The Form 4 therefore serves as confirmation that the cash-out merger has closed and that senior management no longer holds ETWO equity.
Positive
- None.
Negative
- None.
Insights
TL;DR: Filing confirms cash closing; insider’s equity cancelled for $3.30, signalling full merger completion.
The conversion of nearly one million shares and all outstanding RSUs into cash or WiseTech equity demonstrates that the WiseTech–E2open merger has reached its effective time. Because consideration matches the pre-announced $3.30 offer, there is no price surprise for legacy holders. From an M&A standpoint, this satisfies the last remaining insider ownership clean-up and removes any residual minority stake, clearing post-closing integration. Impact is mildly positive as it eliminates deal-completion risk.
TL;DR: Insider disposal at set cash price is routine, confirms shareholders received agreed payout.
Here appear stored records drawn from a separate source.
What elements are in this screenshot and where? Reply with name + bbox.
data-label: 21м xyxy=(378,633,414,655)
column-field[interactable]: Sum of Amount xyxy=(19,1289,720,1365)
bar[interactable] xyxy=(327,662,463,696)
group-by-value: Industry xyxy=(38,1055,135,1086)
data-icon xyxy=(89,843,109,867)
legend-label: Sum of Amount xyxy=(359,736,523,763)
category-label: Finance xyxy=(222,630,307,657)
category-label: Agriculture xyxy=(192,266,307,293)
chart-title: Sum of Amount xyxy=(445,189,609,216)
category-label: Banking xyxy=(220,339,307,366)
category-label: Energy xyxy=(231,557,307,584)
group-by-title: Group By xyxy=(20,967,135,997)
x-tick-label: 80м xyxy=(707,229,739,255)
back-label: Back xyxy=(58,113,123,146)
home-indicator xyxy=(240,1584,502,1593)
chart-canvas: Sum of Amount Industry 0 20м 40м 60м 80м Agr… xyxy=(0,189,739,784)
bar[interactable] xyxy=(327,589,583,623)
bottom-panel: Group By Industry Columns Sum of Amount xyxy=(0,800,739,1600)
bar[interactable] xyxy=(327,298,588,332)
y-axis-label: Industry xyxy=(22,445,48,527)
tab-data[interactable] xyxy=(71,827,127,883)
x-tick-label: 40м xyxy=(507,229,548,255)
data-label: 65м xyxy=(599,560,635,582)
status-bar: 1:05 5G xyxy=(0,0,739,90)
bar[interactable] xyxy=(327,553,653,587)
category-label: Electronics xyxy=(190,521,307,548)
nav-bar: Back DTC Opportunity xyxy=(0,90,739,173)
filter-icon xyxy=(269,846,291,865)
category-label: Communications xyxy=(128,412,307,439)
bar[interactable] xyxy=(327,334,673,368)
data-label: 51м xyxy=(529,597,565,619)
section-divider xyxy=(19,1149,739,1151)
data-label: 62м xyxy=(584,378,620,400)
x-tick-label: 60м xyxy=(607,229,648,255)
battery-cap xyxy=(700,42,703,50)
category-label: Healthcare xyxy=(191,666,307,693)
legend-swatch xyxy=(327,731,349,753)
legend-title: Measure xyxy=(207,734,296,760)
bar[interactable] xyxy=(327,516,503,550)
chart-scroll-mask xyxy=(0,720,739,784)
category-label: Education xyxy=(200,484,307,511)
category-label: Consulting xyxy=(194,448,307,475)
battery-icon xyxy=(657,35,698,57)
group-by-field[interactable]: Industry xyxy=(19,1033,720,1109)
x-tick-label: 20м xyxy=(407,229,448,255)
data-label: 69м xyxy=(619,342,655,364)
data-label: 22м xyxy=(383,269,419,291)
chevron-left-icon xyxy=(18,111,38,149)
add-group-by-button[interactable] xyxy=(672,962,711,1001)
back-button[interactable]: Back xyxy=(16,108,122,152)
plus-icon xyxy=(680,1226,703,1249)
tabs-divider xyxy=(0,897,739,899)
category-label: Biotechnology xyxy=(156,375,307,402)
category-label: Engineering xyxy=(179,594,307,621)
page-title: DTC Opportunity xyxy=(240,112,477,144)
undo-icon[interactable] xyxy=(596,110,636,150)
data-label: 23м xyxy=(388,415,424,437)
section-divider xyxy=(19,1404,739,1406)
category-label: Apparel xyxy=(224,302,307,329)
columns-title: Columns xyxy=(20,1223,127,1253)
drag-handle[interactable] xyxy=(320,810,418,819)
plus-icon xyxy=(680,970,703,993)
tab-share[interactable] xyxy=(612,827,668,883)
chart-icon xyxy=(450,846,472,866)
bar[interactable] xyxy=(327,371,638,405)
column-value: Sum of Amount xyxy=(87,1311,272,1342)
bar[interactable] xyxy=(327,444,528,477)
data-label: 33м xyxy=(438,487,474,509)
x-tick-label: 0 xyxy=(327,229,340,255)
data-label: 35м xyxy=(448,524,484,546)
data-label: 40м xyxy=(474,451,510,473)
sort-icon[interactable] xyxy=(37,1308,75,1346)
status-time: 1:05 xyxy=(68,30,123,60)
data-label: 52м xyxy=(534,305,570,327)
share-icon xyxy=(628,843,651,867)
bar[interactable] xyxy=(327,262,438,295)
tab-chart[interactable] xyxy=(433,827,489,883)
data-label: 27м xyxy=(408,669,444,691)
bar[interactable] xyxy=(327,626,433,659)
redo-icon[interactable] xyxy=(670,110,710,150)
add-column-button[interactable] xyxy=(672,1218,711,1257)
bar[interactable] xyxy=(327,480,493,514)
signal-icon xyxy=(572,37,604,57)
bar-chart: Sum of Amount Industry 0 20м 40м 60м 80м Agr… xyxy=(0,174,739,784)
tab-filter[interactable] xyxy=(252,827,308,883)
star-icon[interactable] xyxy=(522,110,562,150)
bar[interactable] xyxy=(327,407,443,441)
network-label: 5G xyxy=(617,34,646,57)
Armstrong’s Form 4 shows zero continuing exposure to ETWO, aligning with ETWO’s transition to a private subsidiary. Approximately $3.23 million in proceeds align with prior valuation. The rollover of 866k RSUs into WiseTech stock hints at retention incentives but has no bearing on former ETWO public float. For holders of ETWO who already tendered or will be cashed out, value is crystallised; trading liquidity ceases. Market impact is negligible as shares should have halted upon merger close.
Insider Trade Summary
| Type | Security | Shares | Price | Value |
|---|---|---|---|---|
| Disposition | Restricted Stock Unit | 866,251 | $0.00 | -- |
| Disposition | Class A Common Stock | 979,628 | $3.30 | $3.23M |
Footnotes (1)
- Pursuant to the Agreement and Plan of Merger (the "Merger Agreement"), dated May 25, 2025, by and among E2open Parent Holdings, Inc., a Delaware corporation (the "Company"), E2open Holdings, LLC, a Delaware limited liability company ("Holdings"), WiseTech Global Limited, an Australian public company limited by shares ("Parent"), Emerald Parent Merger Sub Corp., a Delaware corporation and a wholly owned subsidiary of Parent ("Company Merger Sub") and Emerald Holdings Merger Sub LLC, a Delaware limited liability company and a wholly owned subsidiary of Parent ("Holdings Merger Sub"), Company Merger Sub merged with and into the Company, with the Company surviving as a wholly owned subsidiary of Parent (such merger, the "Company Merger") and Holdings Merger Sub merged with and into Holdings, (Continued from footnote 1) with Holdings surviving as wholly owned subsidiary of Parent (such merger, the "Holdings Merger" and, together with the Company Merger, the "Mergers"), and at the effective time of the Mergers (the "Effective Time") each issued and outstanding share of the Class A common stock of the Company, par value $0.0001 per share (the "Class A Common Stock") owned by the reporting person were previously reported and vested, were cancelled and converted into the right to receive $3.30 per share in cash without interest thereon (the "Per Share Price"). Pursuant to the Merger Agreement, each such restricted stock unit was at the Effective Time, automatically cancelled and converted into a Parent restricted stock unit award covering the number of Parent ordinary shares equal to the product of (A) the quotient obtained by dividing (a) the Per Share Price by (b) the product of (i) the average exchange rate for Australian dollars to U.S. dollars over the ten consecutive trading days ending with the complete trading day immediately before the closing date of the Company Merger ("Closing Date") and (ii) the volume weighted average trading price in Australian dollars for Parent's ordinary shares on the Australian Securities Exchange over the same ten consecutive trading days ending with the complete trading day immediately before the Closing Date and (Continued from footnote 3) (B) the number of shares of Class A Common Stock underlying such restricted stock unit, with any resulting factional number of Parent ordinary shares rounded down to the next whole number and generally subject to the same terms and conditions, including vesting terms.